Spyro also appeared as a playable character in Crash Team Rumble, along with Elora and Ripto.

Spyro appears briefly in a commercial for Ty the Tasmanian Tiger alongside Crash and Sonic the Hedgehog. All three are in full body casts in the hospital with boomerangs in their bodies, apparently having been put there by Ty.

Spyro also appears in novels and certain issues of the Skylanders comic book series by IDW Publishing; including his own mini comic series, Spyro & Friends. Furthermore, he is the main protagonist in the animated streaming television series, Skylanders Academy.

=== Merchandise ===
Handheld LCD games, themed after Spyro as well as Crash Bandicoot, were packaged in McDonald's Mighty Kids Meals in 2005 to promote A Hero's Tail and Crash Twinsanity. The Legend of Spyro-themed toys were packaged with Wendy's Kids' Meals in 2007 to promote The Eternal Night. Spyro was one of three toy figures to be included in the starter pack for Skylanders Spyro's Adventure, and received new figures in its sequels. Spyro has also appeared in Skylanders-themed plush toys and MEGA Bloks sets.

Spyro-themed figures were released in 2018 by First4Figures and Activision to promote Reignited Trilogy. Merchandise related to the Spyro franchise were released by Numskull alongside the game's launch.

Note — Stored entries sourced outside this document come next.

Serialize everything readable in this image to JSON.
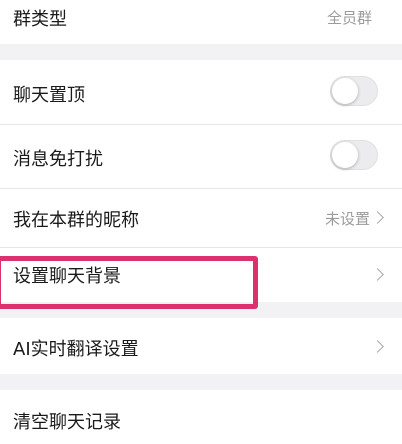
{
  "group_type": {
    "label": "群类型",
    "value": "全员群"
  },
  "pin_chat": {
    "label": "聊天置顶",
    "enabled": false
  },
  "mute": {
    "label": "消息免打扰",
    "enabled": false
  },
  "nickname": {
    "label": "我在本群的昵称",
    "value": "未设置"
  },
  "chat_background": {
    "label": "设置聊天背景"
  },
  "ai_translate": {
    "label": "AI实时翻译设置"
  },
  "clear_history": {
    "label": "清空聊天记录"
  },
  "colors": {
    "highlight": "#d9326e",
    "background": "#f2f2f4"
  }
}
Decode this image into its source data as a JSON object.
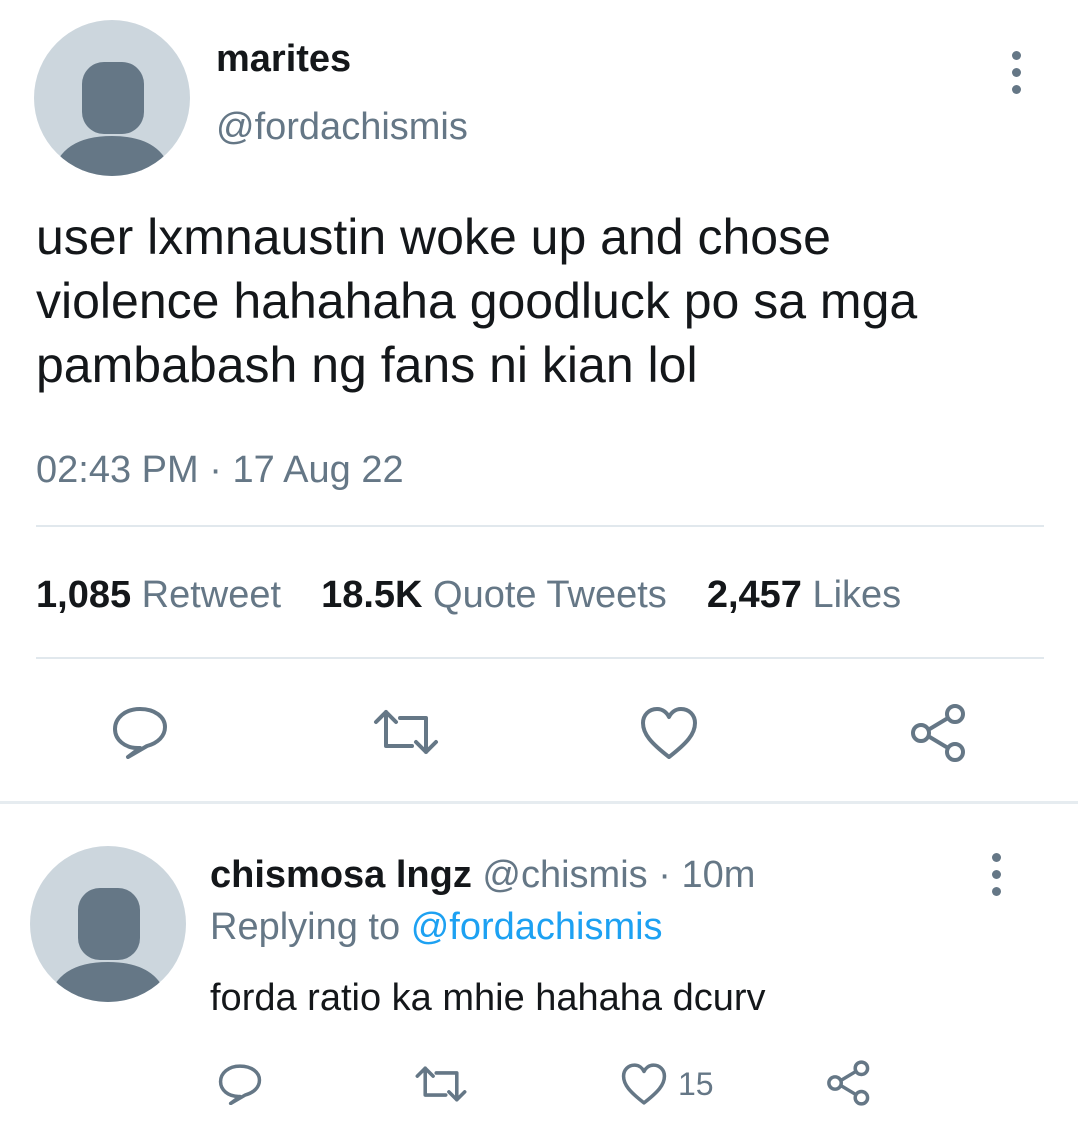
{
  "tweet": {
    "author": {
      "name": "marites",
      "handle": "@fordachismis"
    },
    "text_lines": [
      "user lxmnaustin woke up and chose",
      "violence hahahaha goodluck po sa mga",
      "pambabash ng fans ni kian lol"
    ],
    "time": "02:43 PM",
    "separator": "·",
    "date": "17 Aug 22",
    "stats": {
      "retweets": {
        "count": "1,085",
        "label": "Retweet"
      },
      "quotes": {
        "count": "18.5K",
        "label": "Quote Tweets"
      },
      "likes": {
        "count": "2,457",
        "label": "Likes"
      }
    }
  },
  "reply": {
    "author": {
      "name": "chismosa lngz",
      "handle": "@chismis",
      "separator": "·",
      "time": "10m"
    },
    "replying_label": "Replying to",
    "replying_handle": "@fordachismis",
    "text": "forda ratio ka mhie hahaha dcurv",
    "like_count": "15"
  },
  "icons": {
    "reply": "speech-bubble-icon",
    "retweet": "retweet-arrows-icon",
    "like": "heart-icon",
    "share": "share-nodes-icon",
    "more": "vertical-dots-icon"
  },
  "colors": {
    "text": "#14171a",
    "muted": "#657786",
    "link": "#1da1f2",
    "divider": "#e1e8ed",
    "avatar_bg": "#ccd6dd",
    "avatar_fg": "#657786"
  }
}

== Reception and legacy ==
GameRevolution criticized Spyro's voice in Spyro the Dragon, comparing it negatively to the Taco Bell chihuahua, who was also voiced by Carlos Alazraqui. IGN praised Spyro's design, saying he is "cute but not sickeningly cute", later criticizing him as "just a little bland, and not the kind of mascot that I would ever fall in love with... he's kind of like a blend between a big puppy and a donkey, painted purple." UGO.com listed Spyro on their list of "The Cutest Video Game Characters", stating "The purple little guy was cute, but not cute enough to win the Great Playstation Mascot War of 1998." The 2011 Guinness World Records Gamer's Edition lists Spyro as the 39th most popular video game character. In 2012, GamesRadar ranked Spyro, "one of the most relatable mythological creatures of all time", as the 92nd "most memorable, influential, and badass" protagonist in games. In the same year, he was ranked 9th in Complexs "The 25 Most Kickass Dragons in Video Games" list, with writer Obi Anyawu stating Spyro "is truly an original just from his size and color alone." Ravi Sinha of GamingBolt named Spyro on his appearance at Skylanders as 2nd of their "Worst Video Game Character Design", stating that "Cute, innocent, fire-breathing Spyro didn't deserve his terrible redesign. Beloved by many old-school PlayStation fans, Spyro was brought into Skylanders with much fanfare. His actual design seemed intended to make him more…dragon-like? Instead, it made Spyro look borderline frightening yet still goofy as opposed to, you know, a hero." HobbyConsolas also included Spyro on their "The 30 best heroes of the last 30 years."